Re: [Oscar-devel] Node Groups

Matt Garrett Tue, 02 Dec 2003 19:59:51 -0800

Benoit des Ligneris wrote:

Hello,
I think that we should also add some flags relevant for the queuing
system and maybe some kind of "Next Action" items.
Basically, for a planned maintenance, for instance, you need to shut your node down and [reboot from hard-disk] (simple kernel upgrade, to have LAM/MPI checkpointing for instance) or you want a clean install [reboot from network] or do you want to halt [halt] because of a power failure or too important generated heat (failure detection). In all cases, the node has to be removed from the PBS queue and certain commands (grub/lilo/syslinux/XXX dependant + halt/remove) have to be issued on the node.

I'm operating on the assumption that any given node in the cluster can suddenly be found to be not just underperforming, but to not even be in the building at any given time. Any efforts we make toward HA or FT are great, but we always have to be able to fall back on error handlers that can recover from situations like, "I just tried to submit this fragment of a PBS job to node 0142 and it stood mute... now what?"

I think "Available" flags in the Node Record table would be a good addition. That way the first time a node is found to be surprisingly unavailable, we don't have to get surprised again, and in HA/FT handled absenses, we'll never have to be surprised, but surprise is a fact of life *BOO!* (see?).

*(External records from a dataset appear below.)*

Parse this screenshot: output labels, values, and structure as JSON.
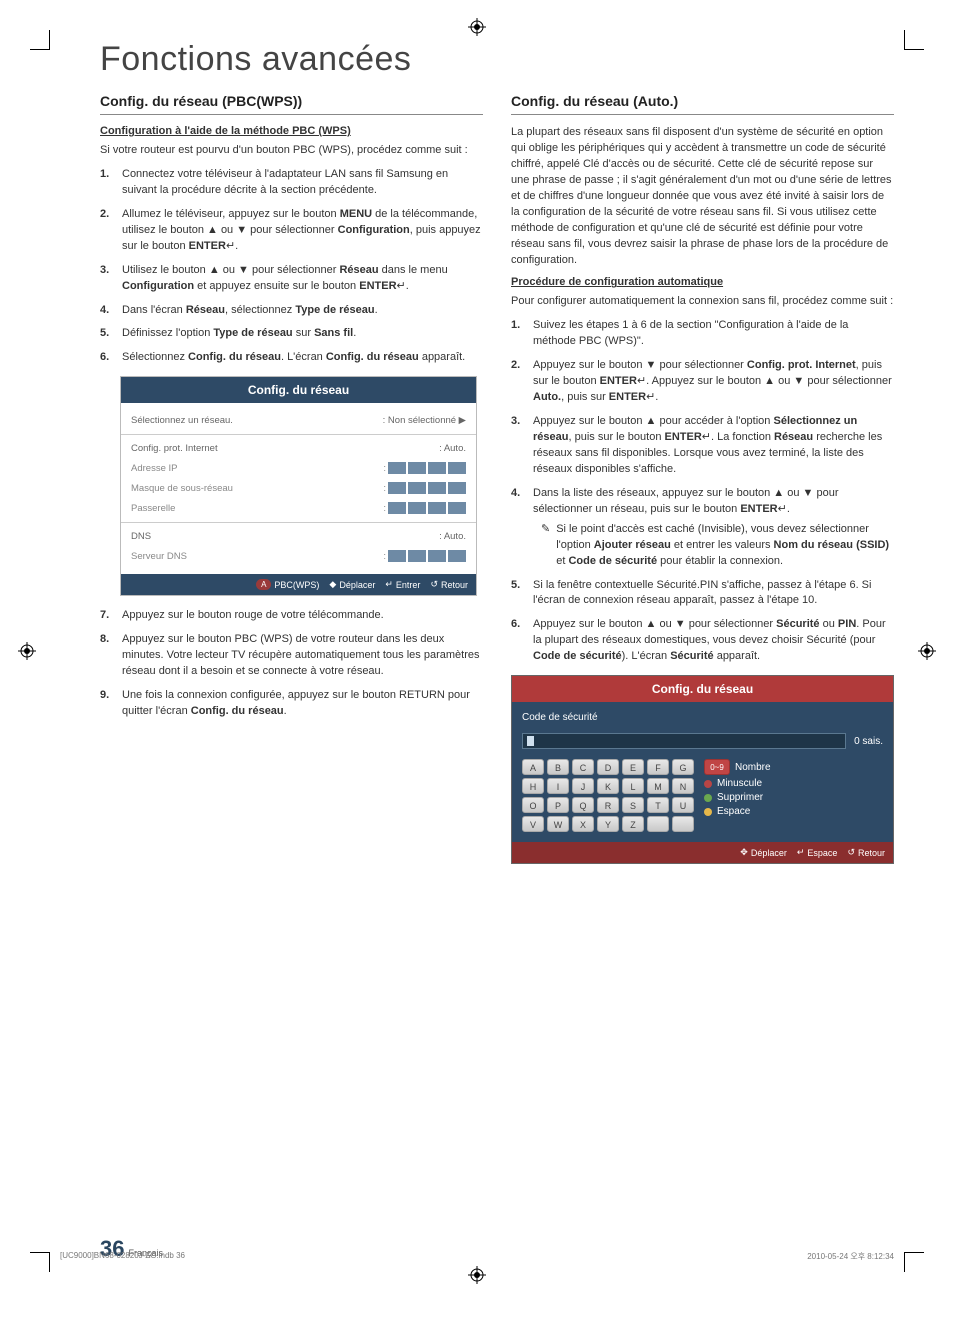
{
  "header": {
    "title": "Fonctions avancées"
  },
  "left": {
    "h2": "Config. du réseau (PBC(WPS))",
    "h3": "Configuration à l'aide de la méthode PBC (WPS)",
    "intro": "Si votre routeur est pourvu d'un bouton PBC (WPS), procédez comme suit :",
    "steps1": {
      "s1": "Connectez votre téléviseur à l'adaptateur LAN sans fil Samsung en suivant la procédure décrite à la section précédente.",
      "s2a": "Allumez le téléviseur, appuyez sur le bouton ",
      "s2_menu": "MENU",
      "s2b": " de la télécommande, utilisez le bouton ▲ ou ▼ pour sélectionner ",
      "s2_config": "Configuration",
      "s2c": ", puis appuyez sur le bouton ",
      "s2_enter": "ENTER",
      "s2d": ".",
      "s3a": "Utilisez le bouton ▲ ou ▼ pour sélectionner ",
      "s3_reseau": "Réseau",
      "s3b": " dans le menu ",
      "s3_config": "Configuration",
      "s3c": " et appuyez ensuite sur le bouton ",
      "s3_enter": "ENTER",
      "s3d": ".",
      "s4a": "Dans l'écran ",
      "s4_reseau": "Réseau",
      "s4b": ", sélectionnez ",
      "s4_type": "Type de réseau",
      "s4c": ".",
      "s5a": "Définissez l'option ",
      "s5_type": "Type de réseau",
      "s5b": " sur ",
      "s5_sans": "Sans fil",
      "s5c": ".",
      "s6a": "Sélectionnez ",
      "s6_cfg": "Config. du réseau",
      "s6b": ". L'écran ",
      "s6_cfg2": "Config. du réseau",
      "s6c": " apparaît."
    },
    "panel": {
      "title": "Config. du réseau",
      "rows": {
        "select_net": "Sélectionnez un réseau.",
        "select_val": ": Non sélectionné  ▶",
        "cfg_prot": "Config. prot. Internet",
        "cfg_prot_val": ": Auto.",
        "ip": "Adresse IP",
        "mask": "Masque de sous-réseau",
        "gateway": "Passerelle",
        "dns": "DNS",
        "dns_val": ": Auto.",
        "dns_srv": "Serveur DNS"
      },
      "footer": {
        "pbc": "PBC(WPS)",
        "move": "Déplacer",
        "enter": "Entrer",
        "return": "Retour",
        "a_label": "A"
      }
    },
    "steps2": {
      "s7": "Appuyez sur le bouton rouge de votre télécommande.",
      "s8": "Appuyez sur le bouton PBC (WPS) de votre routeur dans les deux minutes. Votre lecteur TV récupère automatiquement tous les paramètres réseau dont il a besoin et se connecte à votre réseau.",
      "s9a": "Une fois la connexion configurée, appuyez sur le bouton RETURN pour quitter l'écran ",
      "s9_cfg": "Config. du réseau",
      "s9b": "."
    }
  },
  "right": {
    "h2": "Config. du réseau (Auto.)",
    "intro": "La plupart des réseaux sans fil disposent d'un système de sécurité en option qui oblige les périphériques qui y accèdent à transmettre un code de sécurité chiffré, appelé Clé d'accès ou de sécurité. Cette clé de sécurité repose sur une phrase de passe ; il s'agit généralement d'un mot ou d'une série de lettres et de chiffres d'une longueur donnée que vous avez été invité à saisir lors de la configuration de la sécurité de votre réseau sans fil.  Si vous utilisez cette méthode de configuration et qu'une clé de sécurité est définie pour votre réseau sans fil, vous devrez saisir la phrase de phase lors de la procédure de configuration.",
    "h3": "Procédure de configuration automatique",
    "intro2": "Pour configurer automatiquement la connexion sans fil, procédez comme suit :",
    "steps": {
      "s1": "Suivez les étapes 1 à 6 de la section \"Configuration à l'aide de la méthode PBC (WPS)\".",
      "s2a": "Appuyez sur le bouton ▼ pour sélectionner ",
      "s2_cfg": "Config. prot. Internet",
      "s2b": ", puis sur le bouton ",
      "s2_enter": "ENTER",
      "s2c": ". Appuyez sur le bouton ▲ ou ▼ pour sélectionner ",
      "s2_auto": "Auto.",
      "s2d": ", puis sur ",
      "s2_enter2": "ENTER",
      "s2e": ".",
      "s3a": "Appuyez sur le bouton ▲ pour accéder à l'option ",
      "s3_sel": "Sélectionnez un réseau",
      "s3b": ", puis sur le bouton ",
      "s3_enter": "ENTER",
      "s3c": ". La fonction ",
      "s3_reseau": "Réseau",
      "s3d": " recherche les réseaux sans fil disponibles. Lorsque vous avez terminé, la liste des réseaux disponibles s'affiche.",
      "s4a": "Dans la liste des réseaux, appuyez sur le bouton ▲ ou ▼ pour sélectionner un réseau, puis sur le bouton ",
      "s4_enter": "ENTER",
      "s4b": ".",
      "note_icon": "✎",
      "note_a": "Si le point d'accès est caché (Invisible), vous devez sélectionner l'option ",
      "note_add": "Ajouter réseau",
      "note_b": " et entrer les valeurs ",
      "note_ssid": "Nom du réseau (SSID)",
      "note_and": " et ",
      "note_code": "Code de sécurité",
      "note_c": " pour établir la connexion.",
      "s5": "Si la fenêtre contextuelle Sécurité.PIN s'affiche, passez à l'étape 6. Si l'écran de connexion réseau apparaît, passez à l'étape 10.",
      "s6a": "Appuyez sur le bouton ▲ ou ▼ pour sélectionner ",
      "s6_sec": "Sécurité",
      "s6b": " ou ",
      "s6_pin": "PIN",
      "s6c": ". Pour la plupart des réseaux domestiques, vous devez choisir Sécurité (pour ",
      "s6_code": "Code de sécurité",
      "s6d": "). L'écran ",
      "s6_sec2": "Sécurité",
      "s6e": " apparaît."
    },
    "kbd": {
      "title": "Config. du réseau",
      "label": "Code de sécurité",
      "count": "0 sais.",
      "side": {
        "num": "0~9",
        "num_label": "Nombre",
        "min_label": "Minuscule",
        "del_label": "Supprimer",
        "space_label": "Espace"
      },
      "footer": {
        "move": "Déplacer",
        "space": "Espace",
        "return": "Retour"
      },
      "keys": [
        "A",
        "B",
        "C",
        "D",
        "E",
        "F",
        "G",
        "H",
        "I",
        "J",
        "K",
        "L",
        "M",
        "N",
        "O",
        "P",
        "Q",
        "R",
        "S",
        "T",
        "U",
        "V",
        "W",
        "X",
        "Y",
        "Z",
        "",
        ""
      ]
    }
  },
  "page": {
    "num": "36",
    "lang": "Français"
  },
  "docfooter": {
    "left": "[UC9000]BN68-02820J-ZG.indb   36",
    "right": "2010-05-24   오후 8:12:34"
  },
  "icons": {
    "enter": "↵",
    "updown": "◆",
    "return": "↺",
    "move4": "✥"
  }
}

I think that the same procedure should be followed when doing a package install/removal/upgrade of some packages on the node. i.e. : - Mark the node so that it does not accept jobs anymore - Wait for job completion - Do some action on the node : * reboot from medium X * halt * RPM operations * packman operations

For nodes where the installed software base is RPM based, PackMan operations *are* RPM operations. In a perfect world, when this system is implemented, there would be nothing preventing you from having nodes W-X be RPM based, nodes Y-Z be Debian based, and nodes J-Q be Stampede based. Let me state simply, I don't suggest that.

    * ...
- Confirm the succes of the action
- Mark the node so that it can now accept jobs
Alternatively, we should be able to override this and not care about
the queuing system and proceed immediately.
Some inline comments from selected extracts :

* Matt Garrett <[EMAIL PROTECTED]> [03-12-02 19:31]:

The Golden Image, in my imagination, is inviolable. It's to be the minimal disk system for a given node group. Real no-frills stuff, but this is, of course, SysAdmin tunable. This field would tell the head node(s) where the image file is located. Nothing prevents more than one node group from having the same GI as its foundation.

Is it different from a regular SIS image with a minimal number of packages ?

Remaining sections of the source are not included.